After watching Meg's post today about her son's time trials on the motorcycle, I got to thinking.
I mentioned to her that I would never be able to watch my kids do that type of thing.
One of my worst traits as a mother has got to be my over-protectiveness. I struggle with so many things with having boys. I try very hard to let them be boys, but at the same time I try even hard to not let them do anything dangerous.
Hubby wanted the boys to play football. I never did. They are in the band instead. My boys have always been small for their age and I am afraid they will get hurt. I am not talking about simple bumps and bruises type hurt. My fear is more of the break-your-neck-end-up-paralyzed type hurt.

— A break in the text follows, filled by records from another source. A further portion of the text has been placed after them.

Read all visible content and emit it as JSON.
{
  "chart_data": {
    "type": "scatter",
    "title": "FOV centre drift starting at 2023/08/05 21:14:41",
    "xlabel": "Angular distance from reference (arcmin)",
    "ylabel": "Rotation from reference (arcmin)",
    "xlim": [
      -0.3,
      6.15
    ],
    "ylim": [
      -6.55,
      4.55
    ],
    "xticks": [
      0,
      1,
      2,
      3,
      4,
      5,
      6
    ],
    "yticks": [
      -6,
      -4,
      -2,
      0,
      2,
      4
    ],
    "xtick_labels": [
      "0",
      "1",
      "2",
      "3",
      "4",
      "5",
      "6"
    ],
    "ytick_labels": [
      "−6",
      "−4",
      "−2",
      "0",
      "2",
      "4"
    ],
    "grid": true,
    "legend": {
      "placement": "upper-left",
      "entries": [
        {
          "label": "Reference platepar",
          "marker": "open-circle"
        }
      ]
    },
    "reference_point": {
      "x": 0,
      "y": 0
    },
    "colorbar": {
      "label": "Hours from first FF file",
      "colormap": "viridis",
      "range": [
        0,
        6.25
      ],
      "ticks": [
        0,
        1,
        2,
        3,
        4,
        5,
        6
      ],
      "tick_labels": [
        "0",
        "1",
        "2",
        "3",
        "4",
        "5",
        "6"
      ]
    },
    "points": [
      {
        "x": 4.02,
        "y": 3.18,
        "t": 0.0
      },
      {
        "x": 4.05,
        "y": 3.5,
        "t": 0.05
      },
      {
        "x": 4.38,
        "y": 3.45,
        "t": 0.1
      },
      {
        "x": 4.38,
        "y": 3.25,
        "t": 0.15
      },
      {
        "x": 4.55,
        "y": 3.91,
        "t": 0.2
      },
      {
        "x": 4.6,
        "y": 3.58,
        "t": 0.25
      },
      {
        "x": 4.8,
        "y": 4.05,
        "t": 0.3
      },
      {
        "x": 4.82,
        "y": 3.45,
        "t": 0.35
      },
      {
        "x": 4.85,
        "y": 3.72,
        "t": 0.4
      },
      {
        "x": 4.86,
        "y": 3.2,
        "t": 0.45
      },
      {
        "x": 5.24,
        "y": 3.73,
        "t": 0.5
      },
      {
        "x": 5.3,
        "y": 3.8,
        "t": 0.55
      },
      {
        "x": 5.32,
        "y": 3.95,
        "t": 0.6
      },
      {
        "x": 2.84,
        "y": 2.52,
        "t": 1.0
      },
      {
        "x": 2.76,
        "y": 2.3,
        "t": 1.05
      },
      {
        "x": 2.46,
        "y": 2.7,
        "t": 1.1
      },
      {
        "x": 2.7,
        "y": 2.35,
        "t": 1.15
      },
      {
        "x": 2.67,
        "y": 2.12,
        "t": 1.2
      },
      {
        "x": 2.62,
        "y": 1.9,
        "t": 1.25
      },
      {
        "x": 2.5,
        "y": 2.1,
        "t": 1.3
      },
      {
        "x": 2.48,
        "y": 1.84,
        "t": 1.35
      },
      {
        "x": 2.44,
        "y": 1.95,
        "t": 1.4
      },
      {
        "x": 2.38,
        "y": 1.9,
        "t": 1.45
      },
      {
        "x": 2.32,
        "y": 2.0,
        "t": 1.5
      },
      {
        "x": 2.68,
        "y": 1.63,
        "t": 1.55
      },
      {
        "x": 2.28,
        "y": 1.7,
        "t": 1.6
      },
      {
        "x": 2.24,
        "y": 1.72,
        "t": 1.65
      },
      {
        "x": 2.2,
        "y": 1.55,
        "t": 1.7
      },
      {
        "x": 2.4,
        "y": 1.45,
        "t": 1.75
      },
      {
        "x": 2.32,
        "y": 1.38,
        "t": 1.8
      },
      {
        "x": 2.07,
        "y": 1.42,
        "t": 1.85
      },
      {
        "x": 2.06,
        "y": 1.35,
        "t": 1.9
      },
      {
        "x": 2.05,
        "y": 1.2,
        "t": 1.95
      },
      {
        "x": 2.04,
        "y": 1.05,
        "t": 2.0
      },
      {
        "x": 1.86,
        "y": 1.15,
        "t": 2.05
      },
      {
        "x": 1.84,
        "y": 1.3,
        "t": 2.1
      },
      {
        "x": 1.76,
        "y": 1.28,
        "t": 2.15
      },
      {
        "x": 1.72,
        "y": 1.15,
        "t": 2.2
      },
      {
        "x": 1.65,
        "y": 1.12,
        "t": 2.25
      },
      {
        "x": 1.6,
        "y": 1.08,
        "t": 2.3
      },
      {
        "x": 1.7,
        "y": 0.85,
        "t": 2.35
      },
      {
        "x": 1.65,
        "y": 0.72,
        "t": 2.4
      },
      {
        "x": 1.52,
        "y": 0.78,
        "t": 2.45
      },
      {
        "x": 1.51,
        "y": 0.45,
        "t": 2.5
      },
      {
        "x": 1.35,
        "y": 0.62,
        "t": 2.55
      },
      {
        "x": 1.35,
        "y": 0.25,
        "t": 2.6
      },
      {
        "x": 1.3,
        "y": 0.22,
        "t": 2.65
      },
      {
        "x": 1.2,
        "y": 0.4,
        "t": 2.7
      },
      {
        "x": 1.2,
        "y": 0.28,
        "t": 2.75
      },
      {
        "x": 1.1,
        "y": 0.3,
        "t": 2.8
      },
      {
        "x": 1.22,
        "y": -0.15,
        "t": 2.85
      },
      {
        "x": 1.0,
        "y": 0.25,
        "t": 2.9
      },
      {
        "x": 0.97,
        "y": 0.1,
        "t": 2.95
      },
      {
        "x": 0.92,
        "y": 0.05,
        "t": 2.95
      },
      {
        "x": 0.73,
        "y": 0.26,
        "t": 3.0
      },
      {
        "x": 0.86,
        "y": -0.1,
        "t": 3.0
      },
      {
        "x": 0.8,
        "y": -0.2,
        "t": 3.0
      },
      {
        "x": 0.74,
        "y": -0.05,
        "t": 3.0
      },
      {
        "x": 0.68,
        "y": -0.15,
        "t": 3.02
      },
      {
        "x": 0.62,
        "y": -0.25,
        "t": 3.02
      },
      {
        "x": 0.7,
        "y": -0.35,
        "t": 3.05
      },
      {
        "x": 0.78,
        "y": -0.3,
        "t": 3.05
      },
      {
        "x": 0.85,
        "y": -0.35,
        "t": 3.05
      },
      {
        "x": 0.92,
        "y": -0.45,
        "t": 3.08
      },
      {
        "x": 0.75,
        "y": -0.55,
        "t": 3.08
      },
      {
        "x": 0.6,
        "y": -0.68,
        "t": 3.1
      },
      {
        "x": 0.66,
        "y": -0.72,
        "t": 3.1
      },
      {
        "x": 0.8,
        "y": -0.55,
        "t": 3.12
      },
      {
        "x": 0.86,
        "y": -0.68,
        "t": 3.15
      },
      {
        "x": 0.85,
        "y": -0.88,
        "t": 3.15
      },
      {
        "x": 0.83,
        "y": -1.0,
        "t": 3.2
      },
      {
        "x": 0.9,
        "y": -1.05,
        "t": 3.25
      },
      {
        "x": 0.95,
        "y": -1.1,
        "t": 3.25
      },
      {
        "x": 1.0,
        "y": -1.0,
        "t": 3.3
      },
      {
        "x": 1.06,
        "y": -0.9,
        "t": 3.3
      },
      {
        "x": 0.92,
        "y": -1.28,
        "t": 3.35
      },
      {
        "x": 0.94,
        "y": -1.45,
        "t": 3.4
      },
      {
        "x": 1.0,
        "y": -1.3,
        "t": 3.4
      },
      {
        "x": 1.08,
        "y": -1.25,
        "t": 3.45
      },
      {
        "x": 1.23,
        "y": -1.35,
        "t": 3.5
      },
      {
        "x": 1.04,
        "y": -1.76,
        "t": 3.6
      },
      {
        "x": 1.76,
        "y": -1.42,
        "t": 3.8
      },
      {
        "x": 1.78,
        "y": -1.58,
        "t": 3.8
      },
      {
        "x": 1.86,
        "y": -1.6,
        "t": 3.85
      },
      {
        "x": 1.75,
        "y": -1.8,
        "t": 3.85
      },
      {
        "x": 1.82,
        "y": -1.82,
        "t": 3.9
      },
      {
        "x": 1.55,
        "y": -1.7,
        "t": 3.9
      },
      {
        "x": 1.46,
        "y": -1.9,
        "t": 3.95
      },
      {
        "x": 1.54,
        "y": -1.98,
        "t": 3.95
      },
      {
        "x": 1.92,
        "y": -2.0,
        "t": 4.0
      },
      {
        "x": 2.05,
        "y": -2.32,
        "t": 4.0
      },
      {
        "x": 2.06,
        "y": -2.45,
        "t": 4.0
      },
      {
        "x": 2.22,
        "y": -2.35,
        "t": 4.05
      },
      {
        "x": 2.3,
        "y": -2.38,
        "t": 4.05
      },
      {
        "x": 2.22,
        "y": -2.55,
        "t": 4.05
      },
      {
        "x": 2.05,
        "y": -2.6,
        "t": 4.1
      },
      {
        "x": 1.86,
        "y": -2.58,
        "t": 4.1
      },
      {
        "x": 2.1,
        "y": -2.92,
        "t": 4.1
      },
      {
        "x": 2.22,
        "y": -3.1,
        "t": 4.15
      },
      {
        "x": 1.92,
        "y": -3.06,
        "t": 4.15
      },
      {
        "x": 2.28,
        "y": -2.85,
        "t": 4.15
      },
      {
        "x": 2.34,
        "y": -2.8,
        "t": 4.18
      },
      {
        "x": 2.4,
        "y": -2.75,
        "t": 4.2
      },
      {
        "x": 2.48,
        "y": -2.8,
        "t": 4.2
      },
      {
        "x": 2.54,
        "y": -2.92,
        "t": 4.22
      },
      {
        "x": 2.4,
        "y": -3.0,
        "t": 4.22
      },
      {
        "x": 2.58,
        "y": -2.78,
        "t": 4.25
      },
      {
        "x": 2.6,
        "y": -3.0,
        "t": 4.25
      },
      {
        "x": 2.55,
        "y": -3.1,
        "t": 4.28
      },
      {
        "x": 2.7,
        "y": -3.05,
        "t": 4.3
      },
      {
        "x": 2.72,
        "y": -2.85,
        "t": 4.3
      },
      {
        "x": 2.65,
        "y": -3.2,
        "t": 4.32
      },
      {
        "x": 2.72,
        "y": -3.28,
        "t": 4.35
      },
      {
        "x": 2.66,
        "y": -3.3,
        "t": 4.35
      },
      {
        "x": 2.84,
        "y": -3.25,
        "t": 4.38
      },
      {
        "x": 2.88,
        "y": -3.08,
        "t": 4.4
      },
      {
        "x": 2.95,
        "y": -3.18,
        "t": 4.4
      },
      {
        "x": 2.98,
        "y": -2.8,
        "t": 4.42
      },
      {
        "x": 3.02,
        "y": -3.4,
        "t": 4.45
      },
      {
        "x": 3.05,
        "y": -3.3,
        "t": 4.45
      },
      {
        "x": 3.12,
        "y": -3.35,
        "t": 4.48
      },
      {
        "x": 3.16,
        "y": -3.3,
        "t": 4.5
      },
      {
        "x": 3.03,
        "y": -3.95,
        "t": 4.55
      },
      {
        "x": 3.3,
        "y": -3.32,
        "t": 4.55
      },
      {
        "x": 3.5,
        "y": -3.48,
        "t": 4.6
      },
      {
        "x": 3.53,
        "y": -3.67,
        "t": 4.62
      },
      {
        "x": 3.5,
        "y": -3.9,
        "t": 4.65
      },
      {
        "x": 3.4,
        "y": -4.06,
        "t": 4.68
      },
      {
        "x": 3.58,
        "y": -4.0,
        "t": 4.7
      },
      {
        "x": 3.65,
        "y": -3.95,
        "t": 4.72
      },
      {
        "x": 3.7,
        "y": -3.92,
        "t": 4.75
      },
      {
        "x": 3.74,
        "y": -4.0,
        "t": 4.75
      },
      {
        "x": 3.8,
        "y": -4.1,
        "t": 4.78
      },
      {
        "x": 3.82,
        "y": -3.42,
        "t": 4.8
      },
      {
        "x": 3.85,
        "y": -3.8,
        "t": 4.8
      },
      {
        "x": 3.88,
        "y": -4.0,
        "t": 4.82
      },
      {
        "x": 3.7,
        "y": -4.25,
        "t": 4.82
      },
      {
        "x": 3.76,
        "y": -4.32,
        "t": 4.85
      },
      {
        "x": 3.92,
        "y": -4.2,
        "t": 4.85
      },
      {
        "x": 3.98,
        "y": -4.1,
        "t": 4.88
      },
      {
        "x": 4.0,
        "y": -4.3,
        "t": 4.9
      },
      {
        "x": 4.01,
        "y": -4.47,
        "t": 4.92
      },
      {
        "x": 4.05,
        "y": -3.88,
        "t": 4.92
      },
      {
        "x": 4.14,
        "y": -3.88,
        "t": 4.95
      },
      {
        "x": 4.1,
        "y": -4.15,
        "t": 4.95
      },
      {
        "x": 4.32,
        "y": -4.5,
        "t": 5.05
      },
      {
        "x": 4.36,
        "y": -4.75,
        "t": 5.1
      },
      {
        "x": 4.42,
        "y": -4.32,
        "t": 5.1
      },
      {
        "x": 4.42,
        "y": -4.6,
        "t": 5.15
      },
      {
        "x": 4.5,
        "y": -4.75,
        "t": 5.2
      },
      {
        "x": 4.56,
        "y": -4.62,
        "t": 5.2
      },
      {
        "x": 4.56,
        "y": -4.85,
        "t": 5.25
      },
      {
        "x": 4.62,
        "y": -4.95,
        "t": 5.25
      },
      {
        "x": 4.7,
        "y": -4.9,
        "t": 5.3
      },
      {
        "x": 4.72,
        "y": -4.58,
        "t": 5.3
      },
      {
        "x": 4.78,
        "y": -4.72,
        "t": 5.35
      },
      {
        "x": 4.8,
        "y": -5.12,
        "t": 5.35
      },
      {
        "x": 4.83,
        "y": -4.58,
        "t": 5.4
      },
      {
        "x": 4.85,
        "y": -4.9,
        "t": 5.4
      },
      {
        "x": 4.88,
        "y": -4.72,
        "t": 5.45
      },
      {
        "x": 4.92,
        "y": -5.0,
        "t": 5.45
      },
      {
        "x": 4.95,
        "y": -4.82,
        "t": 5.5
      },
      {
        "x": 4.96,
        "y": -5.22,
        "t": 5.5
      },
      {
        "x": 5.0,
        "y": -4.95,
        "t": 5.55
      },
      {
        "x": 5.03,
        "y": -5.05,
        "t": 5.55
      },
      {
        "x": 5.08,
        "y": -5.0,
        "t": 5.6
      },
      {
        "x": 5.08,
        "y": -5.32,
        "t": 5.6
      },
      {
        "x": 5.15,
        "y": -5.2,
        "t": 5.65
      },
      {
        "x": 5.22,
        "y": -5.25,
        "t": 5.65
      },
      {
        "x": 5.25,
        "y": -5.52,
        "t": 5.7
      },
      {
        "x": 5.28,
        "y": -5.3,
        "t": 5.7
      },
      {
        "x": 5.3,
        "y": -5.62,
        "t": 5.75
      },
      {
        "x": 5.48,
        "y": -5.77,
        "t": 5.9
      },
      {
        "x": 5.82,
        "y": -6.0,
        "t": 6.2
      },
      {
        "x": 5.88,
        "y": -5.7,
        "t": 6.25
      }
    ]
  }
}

Over the 4th weekend, hubby let the kids do a few fireworks. Nothing big, just some things they have for kids. Not sparklers - they freak me out. But I was still a nervous wreck the entire time. I was sure someone was going to get hurt and we would be in the ER by the end of the night.
I am not so over protective that they don't get to do anything. But when I do let them do things I am a bundle of nerves until they are done.
Amusement parks without me, I am on pins and needles all day.
Camp without me, I need (NEED) to hear from them at least once a day (thank God for texting and cell phones).
Even when they are staying over night somewhere, I have to hear from them before bed and again in the morning. (Sadly, even at Grandma's I am this way).
If I go away without them I NEED to call home several times throughout the day to check on them. It drives hubby nuts!
Teen is seriously considering going to DeVry in Florida for college. I will be a mess.
My kids Do Not have Seperation Anxiety - I do! Well except for Little S, he does have some SA, that is why he goes to preschool.
So now that I have admitted I am a complete freak, what is the worst trait you have as a parent?
And please tell me I am not the only one like this!